Defense Minister Moshe Arens suggested the infiltration, the fifth and largest from Jordan this year, means King Hussein might be losing control. At least two of the dead men were discharged Jordanian army soldiers, Israeli military sources said.
Four Israeli women were buried Monday, a day after they were stabbed to death by a Palestinian from Gaza in a working-class neighborhood of Jewish West Jerusalem.
As a result of those murders, Baker canceled a walking tour of part of the walled Old City with Mayor Teddy Kollek, saying a sightseeing tour was "inappropriate" under the circumstances.
He called the murders "an effort to kill peace, and it makes us even more determined to work just as hard as we can to see that we can arrive at peace between Arabs and Israelis."
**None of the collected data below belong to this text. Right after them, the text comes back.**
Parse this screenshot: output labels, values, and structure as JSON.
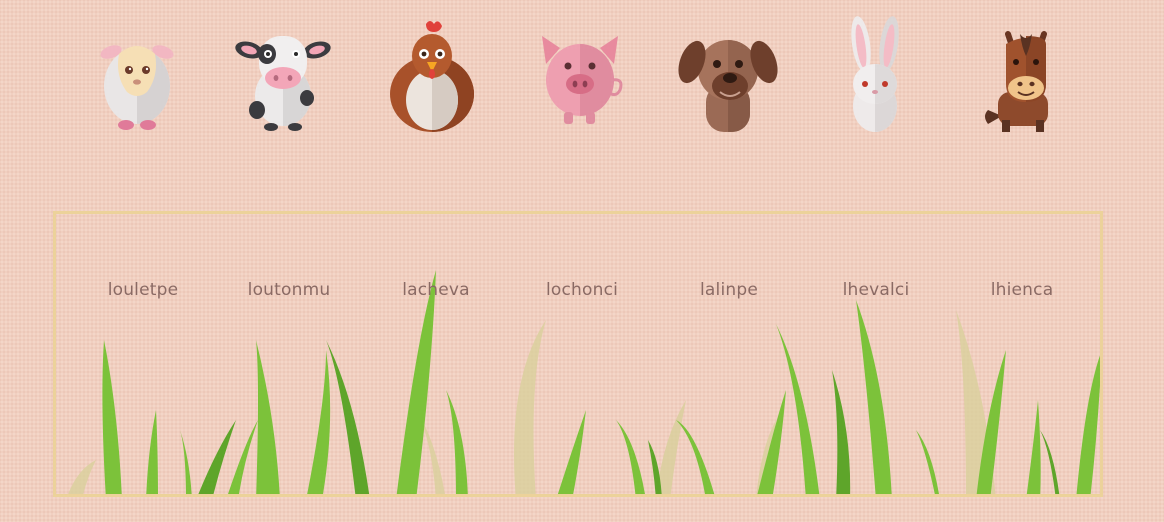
{
  "animals": [
    {
      "name": "sheep",
      "icon": "sheep-icon"
    },
    {
      "name": "cow",
      "icon": "cow-icon"
    },
    {
      "name": "hen",
      "icon": "hen-icon"
    },
    {
      "name": "pig",
      "icon": "pig-icon"
    },
    {
      "name": "dog",
      "icon": "dog-icon"
    },
    {
      "name": "rabbit",
      "icon": "rabbit-icon"
    },
    {
      "name": "horse",
      "icon": "horse-icon"
    }
  ],
  "slots": [
    {
      "label": "louletpe"
    },
    {
      "label": "loutonmu"
    },
    {
      "label": "lacheva"
    },
    {
      "label": "lochonci"
    },
    {
      "label": "lalinpe"
    },
    {
      "label": "lhevalci"
    },
    {
      "label": "lhienca"
    }
  ],
  "colors": {
    "background": "#f1cfc0",
    "board_border": "#ecd29a",
    "label_text": "#8a6a64",
    "grass_bright": "#7cc23a",
    "grass_dark": "#5ea52a",
    "grass_faded": "#d9cf9b"
  }
}
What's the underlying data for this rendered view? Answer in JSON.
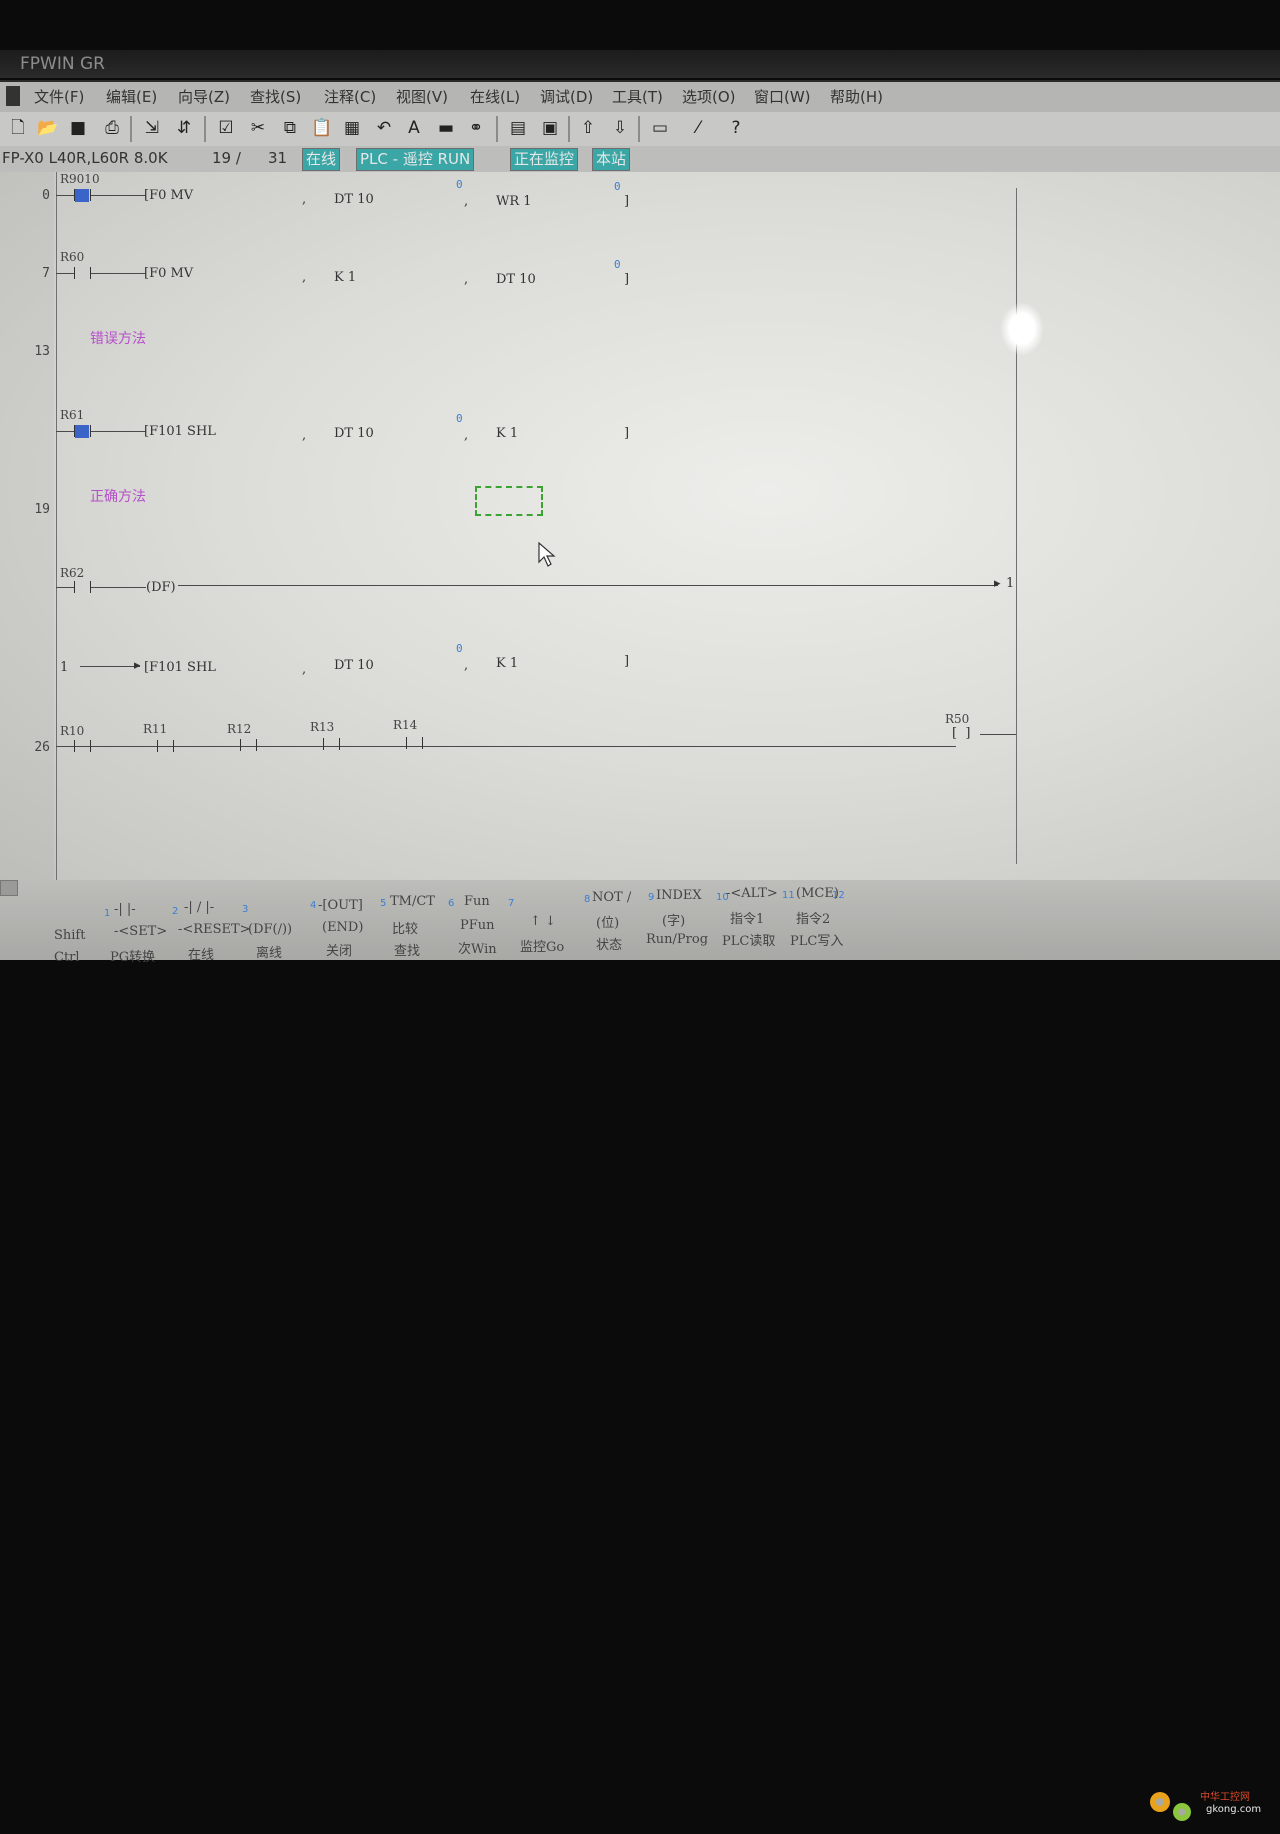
{
  "window": {
    "title": "FPWIN GR"
  },
  "menu": [
    "文件(F)",
    "编辑(E)",
    "向导(Z)",
    "查找(S)",
    "注释(C)",
    "视图(V)",
    "在线(L)",
    "调试(D)",
    "工具(T)",
    "选项(O)",
    "窗口(W)",
    "帮助(H)"
  ],
  "toolbar_icons": [
    "new-file-icon",
    "open-folder-icon",
    "save-icon",
    "print-icon",
    "convert-icon",
    "convert-all-icon",
    "check-icon",
    "cut-icon",
    "copy-icon",
    "paste-icon",
    "grid-icon",
    "undo-icon",
    "font-icon",
    "block-icon",
    "binoculars-icon",
    "monitor-icon",
    "pc-icon",
    "plc-upload-icon",
    "plc-download-icon",
    "run-icon",
    "online-edit-icon",
    "help-icon"
  ],
  "status": {
    "plc_model": "FP-X0 L40R,L60R 8.0K",
    "step_current": "19 /",
    "step_total": "31",
    "online": "在线",
    "plc_mode": "PLC - 遥控 RUN",
    "monitoring": "正在监控",
    "station": "本站"
  },
  "ladder": {
    "lines": [
      "0",
      "7",
      "13",
      "19",
      "26"
    ],
    "rung0": {
      "contact": "R9010",
      "instr": "[F0 MV",
      "op1": "DT 10",
      "op2": "WR 1",
      "idx1": "0",
      "idx2": "0",
      "close": "]"
    },
    "rung7": {
      "contact": "R60",
      "instr": "[F0 MV",
      "op1": "K 1",
      "op2": "DT 10",
      "idx2": "0",
      "close": "]"
    },
    "comment_wrong": "错误方法",
    "rung_r61": {
      "contact": "R61",
      "instr": "[F101 SHL",
      "op1": "DT 10",
      "op2": "K 1",
      "idx1": "0",
      "close": "]"
    },
    "comment_right": "正确方法",
    "rung_r62": {
      "contact": "R62",
      "df": "(DF)",
      "jump": "1"
    },
    "rung_shl2": {
      "marker": "1",
      "instr": "[F101 SHL",
      "op1": "DT 10",
      "op2": "K 1",
      "idx1": "0",
      "close": "]"
    },
    "rung26": {
      "contacts": [
        "R10",
        "R11",
        "R12",
        "R13",
        "R14"
      ],
      "coil": "R50"
    }
  },
  "fkeys": {
    "row1": [
      "-| |-",
      "-| / |-",
      "-[OUT]",
      "TM/CT",
      "Fun",
      "NOT /",
      "INDEX",
      "-<ALT>",
      "(MCE)"
    ],
    "row2": [
      "-<SET>",
      "-<RESET>",
      "(DF(/))",
      "(END)",
      "比较",
      "PFun",
      "↑ ↓",
      "(位)",
      "(字)",
      "指令1",
      "指令2"
    ],
    "row3": [
      "PG转换",
      "在线",
      "离线",
      "关闭",
      "查找",
      "次Win",
      "监控Go",
      "状态",
      "Run/Prog",
      "PLC读取",
      "PLC写入"
    ],
    "mods": [
      "Shift",
      "Ctrl"
    ],
    "nums": [
      "1",
      "2",
      "3",
      "4",
      "5",
      "6",
      "7",
      "8",
      "9",
      "10",
      "11",
      "12"
    ]
  },
  "watermark": {
    "name": "中华工控网",
    "url": "gkong.com"
  }
}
After they met, Kollek said Baker was "horrified" by the murders and promised to see the Old City another time.
Meanwhile, Iraq's Patriotic Union of Kurdistan claimed the government has rounded up 5,000 Kurds, mostly women and children, and is using them as human shields to forestall an attack on the oil-industry city of Kirkuk.
The group also said rebels had been able to seize the strategic oil town of Khanakin, about 36 miles from Baghdad.
Official sources in Baghdad claimed Republican Guard troops have re-established control of Karbala, 60 miles south of the Iraqi capital, after several days of fierce combat.